Once accepted for monitoring, the client sends a small PING packet once a minute so the server knows it's running OK, with a STOP packet sent if monitoring should be stopped. If the client wants to be deliberately restarted, for instance after an unexpected exception or terminal error, it sends a special STOP packet that initiates an application restart process.
If the client connection is closed without a STOP packet or the PING packets stop for a while, the server will attempt to restart the client, by first stopping the Windows service or program, waiting for it to stop, and then starting the service or program again after a short delay. If the Windows service does not stop cleanly due to being non-responsive, the server will attempt to terminate the program by process ID to ensure it stops.
When sending packets, the client may add an email message and/or comments that the server will send to the admin email address, perhaps application start-up or close down information, error information, anything useful really.

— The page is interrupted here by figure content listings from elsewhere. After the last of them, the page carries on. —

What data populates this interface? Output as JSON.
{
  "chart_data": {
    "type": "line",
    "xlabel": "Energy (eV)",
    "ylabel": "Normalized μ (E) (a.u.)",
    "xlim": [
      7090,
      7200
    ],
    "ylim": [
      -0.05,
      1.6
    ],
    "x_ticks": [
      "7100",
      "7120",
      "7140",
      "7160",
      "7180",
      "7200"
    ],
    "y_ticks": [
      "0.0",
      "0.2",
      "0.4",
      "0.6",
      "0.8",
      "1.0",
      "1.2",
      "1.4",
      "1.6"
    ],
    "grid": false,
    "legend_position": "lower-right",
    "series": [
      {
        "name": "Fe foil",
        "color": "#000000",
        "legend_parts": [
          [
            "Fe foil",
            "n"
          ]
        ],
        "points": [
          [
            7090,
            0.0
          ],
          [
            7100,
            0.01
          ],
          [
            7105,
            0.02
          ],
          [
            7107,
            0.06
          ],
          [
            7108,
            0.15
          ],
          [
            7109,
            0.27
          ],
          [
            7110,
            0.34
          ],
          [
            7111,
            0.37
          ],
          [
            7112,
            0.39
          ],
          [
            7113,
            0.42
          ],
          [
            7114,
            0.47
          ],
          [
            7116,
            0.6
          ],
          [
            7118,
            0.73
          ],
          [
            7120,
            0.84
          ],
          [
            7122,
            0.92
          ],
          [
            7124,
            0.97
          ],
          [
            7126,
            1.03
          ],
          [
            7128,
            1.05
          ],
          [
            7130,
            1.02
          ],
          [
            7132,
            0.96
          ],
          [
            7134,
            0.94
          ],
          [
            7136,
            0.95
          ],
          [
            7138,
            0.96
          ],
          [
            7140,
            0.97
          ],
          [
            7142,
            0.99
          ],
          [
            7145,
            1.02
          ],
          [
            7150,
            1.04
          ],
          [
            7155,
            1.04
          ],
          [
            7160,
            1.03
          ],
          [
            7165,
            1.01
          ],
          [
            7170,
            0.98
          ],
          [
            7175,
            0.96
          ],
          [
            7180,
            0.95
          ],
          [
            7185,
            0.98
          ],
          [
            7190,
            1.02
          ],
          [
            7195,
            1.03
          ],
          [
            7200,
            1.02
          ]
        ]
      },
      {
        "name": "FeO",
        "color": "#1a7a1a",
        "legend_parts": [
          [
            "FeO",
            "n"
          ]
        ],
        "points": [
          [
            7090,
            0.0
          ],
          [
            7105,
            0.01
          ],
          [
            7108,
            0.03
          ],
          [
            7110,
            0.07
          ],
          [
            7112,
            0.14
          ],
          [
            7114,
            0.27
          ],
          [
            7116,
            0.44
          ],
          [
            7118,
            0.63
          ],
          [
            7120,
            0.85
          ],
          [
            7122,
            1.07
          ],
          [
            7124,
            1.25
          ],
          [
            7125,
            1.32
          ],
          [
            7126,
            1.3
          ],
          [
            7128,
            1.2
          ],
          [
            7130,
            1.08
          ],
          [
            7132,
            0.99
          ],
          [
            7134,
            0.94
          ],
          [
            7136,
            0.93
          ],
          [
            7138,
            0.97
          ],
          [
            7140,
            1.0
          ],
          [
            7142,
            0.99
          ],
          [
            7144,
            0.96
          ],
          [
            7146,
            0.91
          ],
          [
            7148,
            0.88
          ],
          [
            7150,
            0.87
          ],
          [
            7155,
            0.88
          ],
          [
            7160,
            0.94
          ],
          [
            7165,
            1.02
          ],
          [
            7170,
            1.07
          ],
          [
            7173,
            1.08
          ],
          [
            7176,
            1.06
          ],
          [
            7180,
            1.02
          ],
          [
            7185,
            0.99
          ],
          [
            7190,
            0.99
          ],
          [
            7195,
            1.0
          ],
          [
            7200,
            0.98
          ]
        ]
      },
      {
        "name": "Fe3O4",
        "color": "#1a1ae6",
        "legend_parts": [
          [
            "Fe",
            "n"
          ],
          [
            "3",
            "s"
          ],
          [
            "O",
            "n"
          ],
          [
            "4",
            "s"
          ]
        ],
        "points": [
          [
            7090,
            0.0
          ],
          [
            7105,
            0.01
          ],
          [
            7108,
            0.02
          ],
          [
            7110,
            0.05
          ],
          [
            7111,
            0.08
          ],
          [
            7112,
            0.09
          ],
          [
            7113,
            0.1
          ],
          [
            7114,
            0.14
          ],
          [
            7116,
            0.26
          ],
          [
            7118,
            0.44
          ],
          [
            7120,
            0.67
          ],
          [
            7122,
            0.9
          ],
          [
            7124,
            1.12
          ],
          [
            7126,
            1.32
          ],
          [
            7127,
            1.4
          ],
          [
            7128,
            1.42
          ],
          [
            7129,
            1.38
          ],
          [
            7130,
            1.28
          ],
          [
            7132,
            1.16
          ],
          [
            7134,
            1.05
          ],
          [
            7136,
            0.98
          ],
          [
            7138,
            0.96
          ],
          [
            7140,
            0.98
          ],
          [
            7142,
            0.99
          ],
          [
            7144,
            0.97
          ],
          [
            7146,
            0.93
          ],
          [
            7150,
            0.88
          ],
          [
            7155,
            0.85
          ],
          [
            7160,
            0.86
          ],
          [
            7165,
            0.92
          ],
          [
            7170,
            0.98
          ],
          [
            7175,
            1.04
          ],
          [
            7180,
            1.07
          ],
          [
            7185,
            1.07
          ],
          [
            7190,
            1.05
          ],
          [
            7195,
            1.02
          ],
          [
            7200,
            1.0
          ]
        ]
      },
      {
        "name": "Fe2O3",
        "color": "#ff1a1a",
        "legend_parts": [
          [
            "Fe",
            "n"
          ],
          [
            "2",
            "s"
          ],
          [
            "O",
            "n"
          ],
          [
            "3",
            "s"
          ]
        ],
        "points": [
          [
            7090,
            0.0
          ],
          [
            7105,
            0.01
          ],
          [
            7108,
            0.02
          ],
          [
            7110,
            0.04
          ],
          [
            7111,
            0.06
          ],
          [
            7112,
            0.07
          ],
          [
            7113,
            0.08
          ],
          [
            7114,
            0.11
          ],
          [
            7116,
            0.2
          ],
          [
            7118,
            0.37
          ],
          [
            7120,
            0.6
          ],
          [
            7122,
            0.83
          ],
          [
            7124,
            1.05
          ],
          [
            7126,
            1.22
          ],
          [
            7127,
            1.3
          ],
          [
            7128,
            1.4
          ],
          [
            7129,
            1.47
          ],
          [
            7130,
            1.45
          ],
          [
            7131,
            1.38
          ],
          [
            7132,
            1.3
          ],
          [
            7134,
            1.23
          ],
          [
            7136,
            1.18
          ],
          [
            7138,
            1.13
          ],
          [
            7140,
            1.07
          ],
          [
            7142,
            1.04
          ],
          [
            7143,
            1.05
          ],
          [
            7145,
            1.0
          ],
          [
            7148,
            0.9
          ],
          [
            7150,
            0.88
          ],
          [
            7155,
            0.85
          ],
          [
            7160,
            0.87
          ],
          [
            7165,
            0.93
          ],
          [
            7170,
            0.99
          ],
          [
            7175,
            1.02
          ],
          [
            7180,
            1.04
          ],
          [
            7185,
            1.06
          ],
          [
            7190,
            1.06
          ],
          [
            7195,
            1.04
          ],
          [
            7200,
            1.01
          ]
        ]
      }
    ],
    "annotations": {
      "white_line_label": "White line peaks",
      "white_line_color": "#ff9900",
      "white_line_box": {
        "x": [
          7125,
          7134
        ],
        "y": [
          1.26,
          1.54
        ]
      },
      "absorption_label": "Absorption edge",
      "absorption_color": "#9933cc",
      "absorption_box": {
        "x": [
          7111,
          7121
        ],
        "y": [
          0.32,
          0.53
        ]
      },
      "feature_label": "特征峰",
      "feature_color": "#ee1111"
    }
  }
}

The server also sends admin emails when clients start and stop monitoring.
Not implemented yet, but installation mode will be similar to restarting, except the exe file is replaced by a new version while being restarted, allowing the application to update itself with a new version. Longer term, there may be application updating component to include downloading new versions and support to install multiple files.
The IcsAppMon server can potentially monitor an unlimited number of applications whose status will be available (soon) on a continuously refreshed web page using Websockets. There is a USERINFO command allowing the client and server to exchange application defined information.
For restarting to work correctly, the TIcsAppMonCli client component MUST always send a STOP/No-Restart command before stopping normally, otherwise the application will be continually restarted. While the regular PING can be easily sent from a timer, this should only be done if the application is actually doing something useful, in the OverbyteIcsDDWebService sample PING is only sent if the web server ListenAny method indicates listening sockets are working.
If the IcsAppMon server is only used for monitoring, it does not matter how it is used. But for Non-Stop monitoring of applications that requires the stopping and restarting of applications, administrative level access is required to start and stop Windows services, and Windows services can not easily start GUI applications. So effectively, the server needs to be installed as a Windows service to monitor other Windows Services, which is how most ICS server applications should be designed, for continual running.
This IcsAppMon server and client are still under development and testing. The final version will extract the actual server parts of this application into a new TIcsAppMonSrv server component that can be added to other applications for more complex requirements. But the IcsAppMon server is fully functional and being tested on live public servers monitoring ICS web, FTP and proxy servers.